Given the following definition of a Lévy Process:
A Lévy Process on $\mathbb{R}^d$ is a $D([0,\infty);\mathbb{R}^d)$-valued random variable $X$ for which $\mathbb{P}\left(X(0)=0\right)=1$ and $$\mathbb{P}\left(X(t_k)-X(t_{k-1})\in B_k:1\leq k\leq n\right)=\prod_{k=1}^{n}\mathbb{P}\left(X(t_k-t_{k-1})\in B_k\right)$$ for any finite sequence $0=t_0<t_1<t_2<\ldots<t_n<\infty$ whenever $n\in\mathbb{N}$ and $B_1,\ldots,B_n\in\mathcal{B}(\mathbb{R}^N)$.
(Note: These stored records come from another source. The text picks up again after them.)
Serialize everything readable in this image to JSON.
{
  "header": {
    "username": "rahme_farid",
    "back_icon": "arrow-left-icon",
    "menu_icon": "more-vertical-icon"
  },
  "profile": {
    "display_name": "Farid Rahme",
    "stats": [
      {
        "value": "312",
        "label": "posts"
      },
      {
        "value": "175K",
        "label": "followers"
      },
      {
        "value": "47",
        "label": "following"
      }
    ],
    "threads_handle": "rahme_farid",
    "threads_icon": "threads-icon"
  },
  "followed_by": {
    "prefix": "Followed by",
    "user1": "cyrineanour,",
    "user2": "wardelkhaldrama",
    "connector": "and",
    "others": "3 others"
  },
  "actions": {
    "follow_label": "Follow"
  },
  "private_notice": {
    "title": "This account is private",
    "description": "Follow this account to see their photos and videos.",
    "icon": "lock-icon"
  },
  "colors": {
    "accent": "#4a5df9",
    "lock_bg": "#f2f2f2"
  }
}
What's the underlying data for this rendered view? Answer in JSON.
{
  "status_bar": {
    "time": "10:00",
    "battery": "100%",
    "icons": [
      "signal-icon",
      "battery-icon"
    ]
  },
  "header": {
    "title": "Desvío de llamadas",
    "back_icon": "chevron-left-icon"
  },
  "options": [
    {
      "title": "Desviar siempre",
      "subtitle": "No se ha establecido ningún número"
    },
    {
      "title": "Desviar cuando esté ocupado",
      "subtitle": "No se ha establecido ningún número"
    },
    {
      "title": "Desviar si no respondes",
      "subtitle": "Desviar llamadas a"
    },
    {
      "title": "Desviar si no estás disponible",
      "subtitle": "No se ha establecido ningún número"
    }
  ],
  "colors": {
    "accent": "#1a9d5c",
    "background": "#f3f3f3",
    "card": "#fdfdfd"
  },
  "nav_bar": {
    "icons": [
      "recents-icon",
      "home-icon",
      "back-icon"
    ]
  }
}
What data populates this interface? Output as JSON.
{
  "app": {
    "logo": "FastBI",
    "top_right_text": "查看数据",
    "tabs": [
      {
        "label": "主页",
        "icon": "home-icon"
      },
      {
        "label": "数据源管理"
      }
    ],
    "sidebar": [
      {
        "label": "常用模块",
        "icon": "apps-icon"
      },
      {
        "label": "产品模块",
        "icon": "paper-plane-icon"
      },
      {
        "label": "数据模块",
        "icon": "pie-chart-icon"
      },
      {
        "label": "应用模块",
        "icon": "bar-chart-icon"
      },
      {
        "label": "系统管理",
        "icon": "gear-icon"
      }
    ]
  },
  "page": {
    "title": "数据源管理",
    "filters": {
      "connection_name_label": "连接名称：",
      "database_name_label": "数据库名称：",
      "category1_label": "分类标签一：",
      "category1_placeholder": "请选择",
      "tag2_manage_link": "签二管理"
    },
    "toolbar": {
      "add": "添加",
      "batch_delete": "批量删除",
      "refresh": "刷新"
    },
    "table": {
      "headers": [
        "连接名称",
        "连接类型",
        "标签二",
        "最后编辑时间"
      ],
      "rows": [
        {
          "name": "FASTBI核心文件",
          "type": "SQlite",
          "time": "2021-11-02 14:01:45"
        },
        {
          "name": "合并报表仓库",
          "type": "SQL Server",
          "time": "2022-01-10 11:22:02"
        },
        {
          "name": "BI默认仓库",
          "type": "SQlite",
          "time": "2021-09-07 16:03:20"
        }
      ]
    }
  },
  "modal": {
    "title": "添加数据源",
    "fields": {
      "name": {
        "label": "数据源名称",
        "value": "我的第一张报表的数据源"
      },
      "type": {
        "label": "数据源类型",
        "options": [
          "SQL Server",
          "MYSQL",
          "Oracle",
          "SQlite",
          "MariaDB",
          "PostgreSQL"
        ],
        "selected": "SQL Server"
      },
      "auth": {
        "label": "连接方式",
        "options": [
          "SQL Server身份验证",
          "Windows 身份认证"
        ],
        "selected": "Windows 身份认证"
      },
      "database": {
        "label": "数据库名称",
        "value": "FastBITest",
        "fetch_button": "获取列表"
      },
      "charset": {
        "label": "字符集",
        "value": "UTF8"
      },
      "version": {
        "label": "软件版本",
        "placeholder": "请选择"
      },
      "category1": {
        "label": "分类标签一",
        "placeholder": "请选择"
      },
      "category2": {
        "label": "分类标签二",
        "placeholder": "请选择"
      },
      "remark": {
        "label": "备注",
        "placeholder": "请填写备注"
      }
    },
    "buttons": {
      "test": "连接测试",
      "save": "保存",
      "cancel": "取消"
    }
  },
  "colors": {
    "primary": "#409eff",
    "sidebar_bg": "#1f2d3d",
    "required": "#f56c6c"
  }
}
How do I deduce, directly, that the path of any Lévy process is stochastically continuous, i.e, $\lim_{s\to t}\mathbb{P}(|X(s)-X(t)|>\epsilon)=0$ ?
Any help is appreciated.
By the homogeneity of the increments, we have
$$\mathbb{P}(|X(s)-X(t)|>\varepsilon) = \mathbb{P}(|X(t-s)|>\varepsilon).$$
This means that
$$\lim_{s \to t} \mathbb{P}(|X(s)-X(t)|>\varepsilon) = 0$$
is equivalent to showing that $X(t-s)$ converges in probability to $0$ as $s \to t$. On the other hand, we know that $X$ has cadlag sample paths; this implies in particular continuity at $t=0$, i.e.
$$\lim_{r \downarrow 0} X_r =X_0 =0.$$
As pointwise convergence implies convergence in probability, this finishes the proof.